= 1842 in rail transport =

==Events==

===January events===
- January 1 – Boston and Maine Railroad, Maine, New Hampshire and Massachusetts Railroad and Boston and Portland Railroad merge with the new company keeping the Boston & Maine name.
- January 2 — Commencement of operation of the Railway Clearing House in London, established to settle the division of payments for through traffic over different railways in Britain.
- January 24 — Frederick William IV of Prussia makes the first train journey by a reigning monarch.

===February events===
- February 21 — Edinburgh and Glasgow Railway opens in Scotland.

===March events===
- March 31 — The Middleton Junction and Oldham Branch Railway opens to Oldham Werneth railway station in northwest England.

===April events===
- April 11 — The French government enacts the Loi relative à l'établissement des grandes lignes de chemins de fer which establishes the plan for French railroads' placement in a star pattern centered on Paris.

===May events===
- May 1 — Opening of first section of Upper Silesian Railway, between Wrocław and Oława, the first line within the borders of modern-day Poland.
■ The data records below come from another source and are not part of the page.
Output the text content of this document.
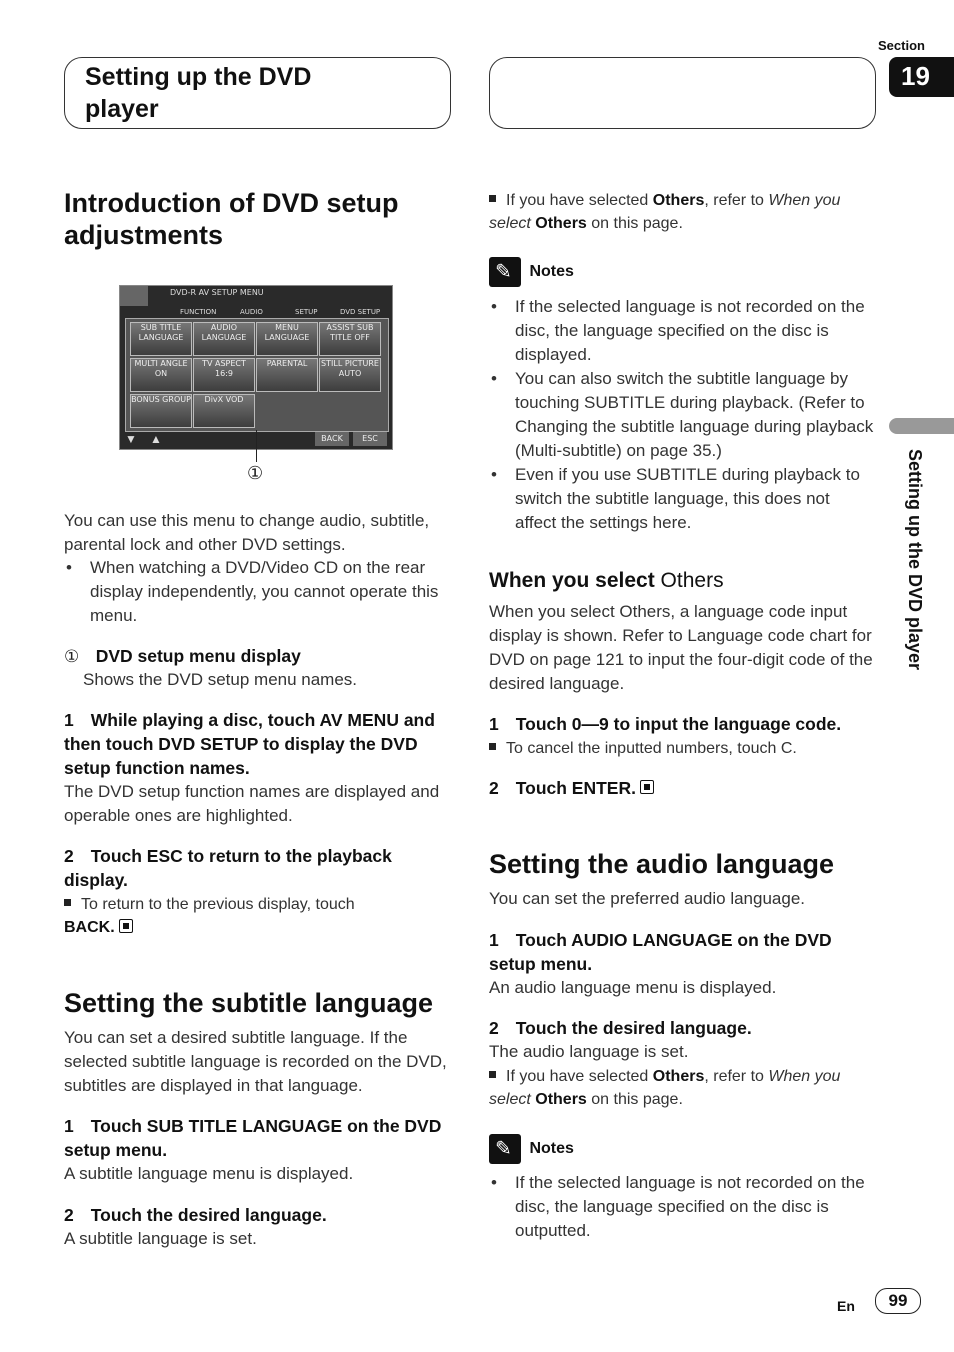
Section
19
Setting up the DVD player
Setting up the DVD player
Introduction of DVD setup adjustments
DVD-R AV SETUP MENU
FUNCTION	AUDIO	SETUP	DVD SETUP
SUB TITLE LANGUAGE
AUDIO LANGUAGE
MENU LANGUAGE
ASSIST SUB TITLE OFF
MULTI ANGLE ON
TV ASPECT 16:9
PARENTAL	STILL PICTURE AUTO
BONUS GROUP	DivX VOD
▼ ▲	BACK	ESC
①
You can use this menu to change audio, subtitle, parental lock and other DVD settings.
• When watching a DVD/Video CD on the rear display independently, you cannot operate this menu.
① DVD setup menu display
Shows the DVD setup menu names.
1 While playing a disc, touch AV MENU and then touch DVD SETUP to display the DVD setup function names.
The DVD setup function names are displayed and operable ones are highlighted.
2 Touch ESC to return to the playback display.
To return to the previous display, touch
BACK.
Setting the subtitle language
You can set a desired subtitle language. If the selected subtitle language is recorded on the DVD, subtitles are displayed in that language.
1 Touch SUB TITLE LANGUAGE on the DVD setup menu.
A subtitle language menu is displayed.
2 Touch the desired language.
A subtitle language is set.
If you have selected Others, refer to When you select Others on this page.
✎ Notes
• If the selected language is not recorded on the disc, the language specified on the disc is displayed.
• You can also switch the subtitle language by touching SUBTITLE during playback. (Refer to Changing the subtitle language during playback (Multi-subtitle) on page 35.)
• Even if you use SUBTITLE during playback to switch the subtitle language, this does not affect the settings here.
When you select Others
When you select Others, a language code input display is shown. Refer to Language code chart for DVD on page 121 to input the four-digit code of the desired language.
1 Touch 0—9 to input the language code.
To cancel the inputted numbers, touch C.
2 Touch ENTER.
Setting the audio language
You can set the preferred audio language.
1 Touch AUDIO LANGUAGE on the DVD setup menu.
An audio language menu is displayed.
2 Touch the desired language.
The audio language is set.
If you have selected Others, refer to When you select Others on this page.
✎ Notes
• If the selected language is not recorded on the disc, the language specified on the disc is outputted.
En	99
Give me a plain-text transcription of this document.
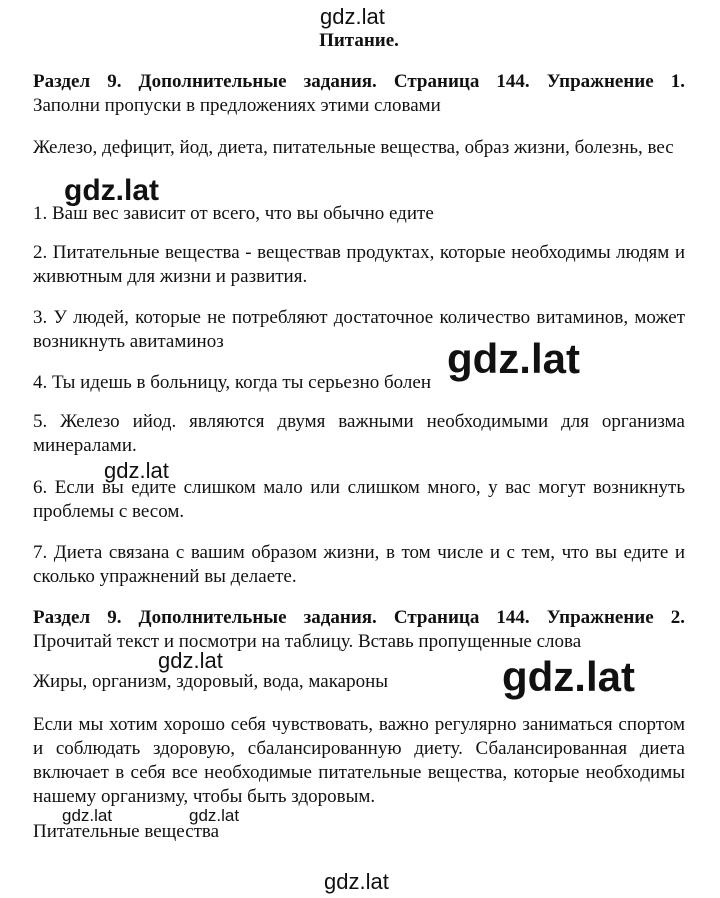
gdz.lat
Питание.
Раздел 9. Дополнительные задания. Страница 144. Упражнение 1.
Заполни пропуски в предложениях этими словами
Железо, дефицит, йод, диета, питательные вещества, образ жизни, болезнь, вес
gdz.lat
1. Ваш вес зависит от всего, что вы обычно едите
2. Питательные вещества - веществав продуктах, которые необходимы людям и живютным для жизни и развития.
3. У людей, которые не потребляют достаточное количество витаминов, может возникнуть авитаминоз	gdz.lat
4. Ты идешь в больницу, когда ты серьезно болен
5. Железо ийод. являются двумя важными необходимыми для организма минералами.
gdz.lat
6. Если вы едите слишком мало или слишком много, у вас могут возникнуть проблемы с весом.
7. Диета связана с вашим образом жизни, в том числе и с тем, что вы едите и сколько упражнений вы делаете.
Раздел 9. Дополнительные задания. Страница 144. Упражнение 2.
Прочитай текст и посмотри на таблицу. Вставь пропущенные слова
gdz.lat	gdz.lat
Жиры, организм, здоровый, вода, макароны
Если мы хотим хорошо себя чувствовать, важно регулярно заниматься спортом и соблюдать здоровую, сбалансированную диету. Сбалансированная диета включает в себя все необходимые питательные вещества, которые необходимы нашему организму, чтобы быть здоровым.
gdz.lat	gdz.lat
Питательные вещества
gdz.lat
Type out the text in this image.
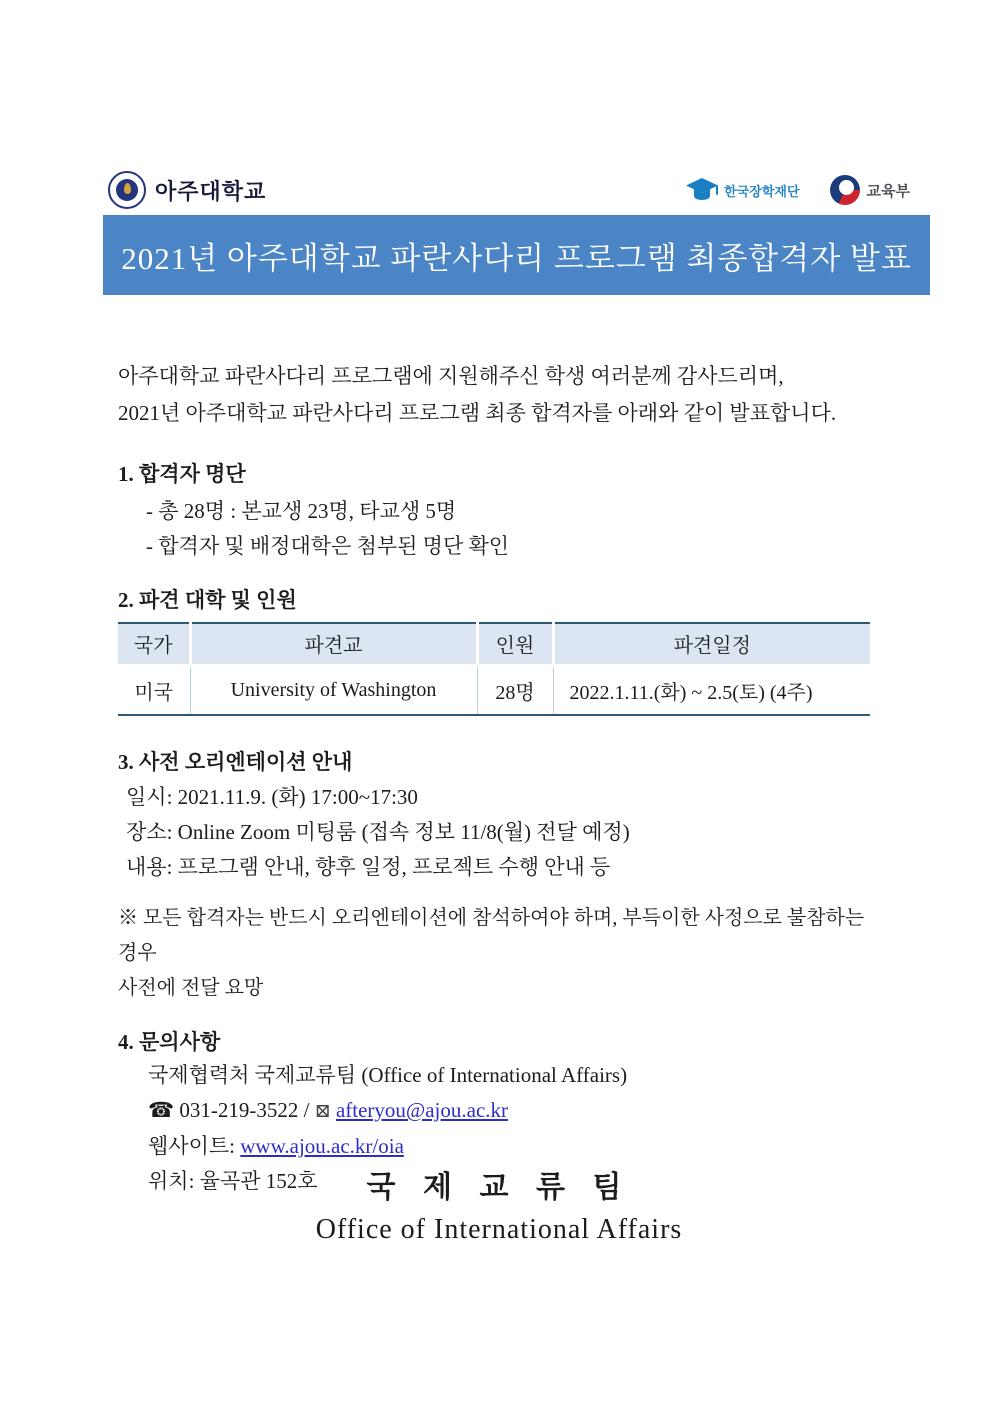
아주대학교	한국장학재단	교육부
2021년 아주대학교 파란사다리 프로그램 최종합격자 발표
아주대학교 파란사다리 프로그램에 지원해주신 학생 여러분께 감사드리며,
2021년 아주대학교 파란사다리 프로그램 최종 합격자를 아래와 같이 발표합니다.
1. 합격자 명단
- 총 28명 : 본교생 23명, 타교생 5명
- 합격자 및 배정대학은 첨부된 명단 확인
2. 파견 대학 및 인원
국가	파견교	인원	파견일정
미국	University of Washington	28명	2022.1.11.(화) ~ 2.5(토) (4주)
3. 사전 오리엔테이션 안내
일시: 2021.11.9. (화) 17:00~17:30
장소: Online Zoom 미팅룸 (접속 정보 11/8(월) 전달 예정)
내용: 프로그램 안내, 향후 일정, 프로젝트 수행 안내 등
※ 모든 합격자는 반드시 오리엔테이션에 참석하여야 하며, 부득이한 사정으로 불참하는 경우
사전에 전달 요망
4. 문의사항
국제협력처 국제교류팀 (Office of International Affairs)
☎ 031-219-3522 / ⊠ afteryou@ajou.ac.kr
웹사이트: www.ajou.ac.kr/oia
위치: 율곡관 152호	국 제 교 류 팀
Office of International Affairs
By August it reaches Brzeg.
- May 8 — Versailles rail accident: A train traveling between Versailles and Paris derails due to a broken locomotive axle near Moudon and catches fire, killing at least 55 passengers in the locked carriages.

=== June events ===
- June 13 — Queen Victoria makes the first train journey by a reigning British monarch, on the Great Western Railway of England (Slough to Paddington).

=== July events ===
- July 1 – The Bristol and Exeter Railway extension to Taunton opens in England.

===September events===
- September — Robert Davidson's experimental battery-electric locomotive Galvani is demonstrated on the Edinburgh and Glasgow Railway.

===December events===
- December — William Maxwell succeeds James Bowen as president of the Erie Railroad.
==Births==
=== October births ===
- October 12 — Robert Gillespie Reid, builder of many Canadian railway bridges as well as the Newfoundland Railway (d. 1908).
===December births===
- December 7 — George Whale, Chief Mechanical Engineer of the London and North Western Railway 1903–1909 (d. 1910).
===Unknown date births===
- George Frederick Baer, president of Reading Company (d. 1914).
- Melville E. Ingalls, president of the Cleveland, Cincinnati, Chicago and St. Louis Railroad (d. 1914).